Ignoring the few who split off, the griffins held their formation, every other rider in each line rising up or dropping just below the one in front, so a large number of them had a clear view ahead. Crossbows were raised and fired the moment the Nilvaran riders were in range. A few of the dracats dropped, but only to large enough wing tears and one very lucky eye-shot.

The forward-most griffins rolled back and thrust their taloned hind paws out toward the dracats. Those wicked claws they snapped shut on the beasts like bear traps, or raked them with deadly strength. A dozen more of the invaders hit the grass, fatally pierced or shredded.

As soon as their formation collided with the swarm of enemies, the riders began employing nets and grappling hook-ended chains taken from their saddle packs.

The nets were made of heavy rope and had stones attached to each of their four corners, and when stretched between the talons of four griffins, they formed a nearly impenetrable wall. Dracats bounced off of them and became disoriented, or else were wrapped as tightly as a swaddled keet in numbers as high as three or four if the griffins were quick enough to cooperatively wheel and dive, closing the nets around them.

Chains, on the other hand, were used as lassos, their multi-hooked ends appropriately sized and shaped to catch a saber-toothed enemy by the neck, leg or wing. The hooks also served as a last-ditch bludgeon if a dracat’s hungry maw came within reach of a rider.

The dracats were much more mobile than the larger griffins and could avoid many of their attacks or cut off their escape routes with ease, hence the rider’s need for other tools and weapons aside from their crossbows. As well as overwhelming their foes by sheer numbers alone, the half-reptilian beasts also used their heavy lower bodies like battering rams, diving toward the griffins in groups, practically somersaulting at the last moment, and crashing full speed into the bigger animals. Their goal seemed either to throw a targeted griffin into a dangerous tumble, or tear it up with deep gashes from talons thrust with the force of double the creature’s actual weight, if not more.

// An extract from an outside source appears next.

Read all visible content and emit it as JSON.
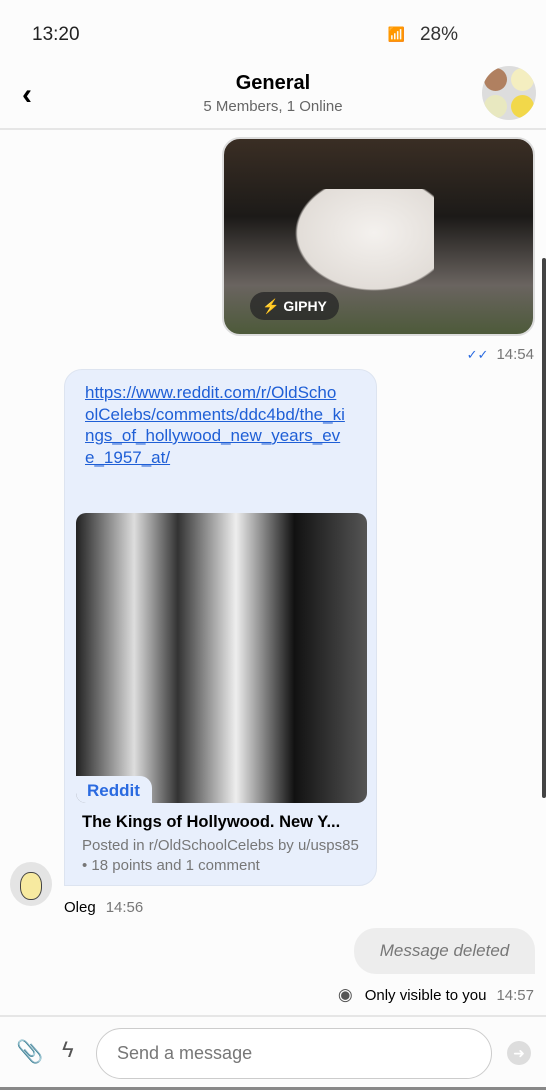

Erin shrieked as a rider got knocked clean off their mount by the dracats’ trick and plummeted toward the ground.

Three different griffins broke formation and swooped in turns to catch the falling rider, but all of them narrowly missed.

The girl watched in horror as the rider fell like a stone onto the field, the final, gruesome death mercifully swallowed up and hidden from her eyes by the long grass that swayed so peacefully in the wind. She looked to the sky, fearful for the riderless griffin.

Her stomach turned when she saw what had become of it.